Dalam sosialisasi itu didapati beberapa poin yang disepakati bersama, diantaranya bahwa: Warga Desa Batu Barat menyetujui adannya PT. BGP yang menggunakan Tersus (Pelabuhan Jetty) yang kedudukan nya berada di wilayah Desa Batu Barat, sementara material berasal dari Desa Kampar Sebomban.

Kemudian pihak perusahaan akan mengadakan MOU dengan masyarakat melalui Kepala Desa, Pihak PT. BGP akan membuka kesempatan kerja kepada warga sesuai keahlian dan kebutuhan dari perusahaan. Perusahaan akan membantu kesejahteraan masyarakat melalui CSR sesuai mekanisme dan kebutuhan yang berlaku.

” Dari kami sangat terbuka jika ada peluang bagi masyarakat, karena kami memang membutuhkan tenaga kerja, terutama pengangkutan, jika selaku kontraktor warga punya armada yang siap, silahkan dimasukan kami siap menerima. Jika ada pekerja yang dekat kami justru terbantu dan tidak harus mendatangkan tenaga dari luar,” beber Saifin Perwakilan Perusahaan.

Dukungan masyarakat disampaikan perwakilan tokoh yang hadir bahwa keberadaan PT. BGP yang sudah mendapat izin resmi patut didukung karena dapat menciptakan peluang kerja dan diharap dapat memberikan kesejahteraan bagi masyarakat.

” Pada prinsipnya kami sangat menyambut baik masuknya investasi yang akan membuka peluang kerja dan kesejahteraan masyarakat kami,” cetus Japri tokoh masyarakat(Ketua BPD Batu Barat).

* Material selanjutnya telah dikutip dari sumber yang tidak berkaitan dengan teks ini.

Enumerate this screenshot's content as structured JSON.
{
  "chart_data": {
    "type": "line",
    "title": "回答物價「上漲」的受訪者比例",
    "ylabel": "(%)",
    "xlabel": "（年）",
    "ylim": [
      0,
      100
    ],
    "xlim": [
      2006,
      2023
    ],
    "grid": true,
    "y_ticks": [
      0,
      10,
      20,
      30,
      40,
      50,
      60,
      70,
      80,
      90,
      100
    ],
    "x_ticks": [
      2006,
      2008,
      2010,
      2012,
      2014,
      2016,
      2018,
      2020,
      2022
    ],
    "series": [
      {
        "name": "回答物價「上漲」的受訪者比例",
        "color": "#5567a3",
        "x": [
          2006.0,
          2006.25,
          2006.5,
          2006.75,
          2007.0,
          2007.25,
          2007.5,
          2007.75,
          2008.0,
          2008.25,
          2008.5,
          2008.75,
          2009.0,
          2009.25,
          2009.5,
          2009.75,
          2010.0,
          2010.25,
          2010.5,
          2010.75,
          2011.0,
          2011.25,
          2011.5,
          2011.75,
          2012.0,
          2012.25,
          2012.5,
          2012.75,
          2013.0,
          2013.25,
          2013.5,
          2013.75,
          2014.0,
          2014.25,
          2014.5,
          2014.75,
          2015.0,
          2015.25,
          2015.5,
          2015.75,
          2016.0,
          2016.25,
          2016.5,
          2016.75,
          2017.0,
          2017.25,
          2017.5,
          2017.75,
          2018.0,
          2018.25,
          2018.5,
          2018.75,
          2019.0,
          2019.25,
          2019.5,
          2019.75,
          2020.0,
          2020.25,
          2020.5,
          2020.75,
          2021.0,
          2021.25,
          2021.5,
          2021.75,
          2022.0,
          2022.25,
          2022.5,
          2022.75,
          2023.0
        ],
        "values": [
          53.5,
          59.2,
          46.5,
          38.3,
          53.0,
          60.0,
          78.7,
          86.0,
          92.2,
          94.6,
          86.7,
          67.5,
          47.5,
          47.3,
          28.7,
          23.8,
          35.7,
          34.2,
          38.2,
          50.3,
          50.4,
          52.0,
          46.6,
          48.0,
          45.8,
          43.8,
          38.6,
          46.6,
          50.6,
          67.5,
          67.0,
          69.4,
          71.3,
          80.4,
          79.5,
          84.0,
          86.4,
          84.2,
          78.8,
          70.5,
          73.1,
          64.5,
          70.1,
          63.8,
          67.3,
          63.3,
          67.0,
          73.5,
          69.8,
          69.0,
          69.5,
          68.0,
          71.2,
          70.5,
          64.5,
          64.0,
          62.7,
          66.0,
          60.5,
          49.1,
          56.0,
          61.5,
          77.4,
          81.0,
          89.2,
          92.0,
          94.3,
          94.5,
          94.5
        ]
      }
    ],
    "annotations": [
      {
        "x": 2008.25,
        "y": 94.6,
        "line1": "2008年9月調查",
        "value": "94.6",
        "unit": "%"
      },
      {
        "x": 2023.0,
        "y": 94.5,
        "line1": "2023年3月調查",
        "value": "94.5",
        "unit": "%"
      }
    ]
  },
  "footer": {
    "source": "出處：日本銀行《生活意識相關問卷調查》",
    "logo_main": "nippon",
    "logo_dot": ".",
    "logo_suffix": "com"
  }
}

” Kami sangat berterimakasih kepada investor yang telah masuk ke daerah kami desa Batu Barat, sedikit banyaknya dapat memberikan keuntungan bagi masyarakat Batu Barat,” timpal Anda.

Namun dalam sosialisasi yang berlangsung pihak Desa Batu Barat menegaskan, bahwa pihak PT. BGP dilarang beroperasi sebelum MOU di tandatangani, sementara pada pertemuan tersebut pihak desa belum menyiapkan draf MOU yang untuk diajukan, sehingga harus menunggu tim perumus menghasilkan daraf yang dimaksud.

” Kalo belum ada perjanjian yang jelas jangan dulu ada kegiatan,” ungkap Romi.

Hal itu dipertegas oleh Sahrol Kepala Desa Batu Barat.

” Ketika MOU belum dibuat, belum disepakati, dengan hormat PT Brata belum bisa beroperasi di wilayah desa Batu Barat,” tegas Sahrol Kades Batu Barat.

Sementara itu, perwakilan tokoh masyarakat Dusun Lembawang, sangat menyayangkan tidak ada kebijakan dalam musyawarah sosialisasi, pasalnya hanya mengakomodir kepentingan sepihak dari Desa Batu Barat, sedangkan apa yang menjadi kepentingan warga Kampar Sebomban yang sudah bekerja di Tambang menjadi terhenti dan itu merugikan pihak masyarakat Kampar Sebomban.

” Harusnya ada solusi juga buat masyarakat Kami yang sudah bekerja, jika di stop bagaimana nasib masyarakat kami, jika mereka tak bekerja otomatis mereka tidak ada pendapatan,” terang Supianto Kepala Dusun Lembawang Desa Kampar Sebomban, saat diwawancarai.

Hal senada disampaikan oleh salah satu pekerja dari Kampar Sebomban.

“Kalau di setop, kami yang merasa dirugikan, harusnya pikirkan juga nasib kami yang numpang mengais rezeki di PT. Barata, jika kami tidak kerja siapa yang akan membayar kami, dan siapa yang akan menanggung kebutuhan hidup kami dan keluarga?” Warga yang tak menyebutkan namanya menambahkan.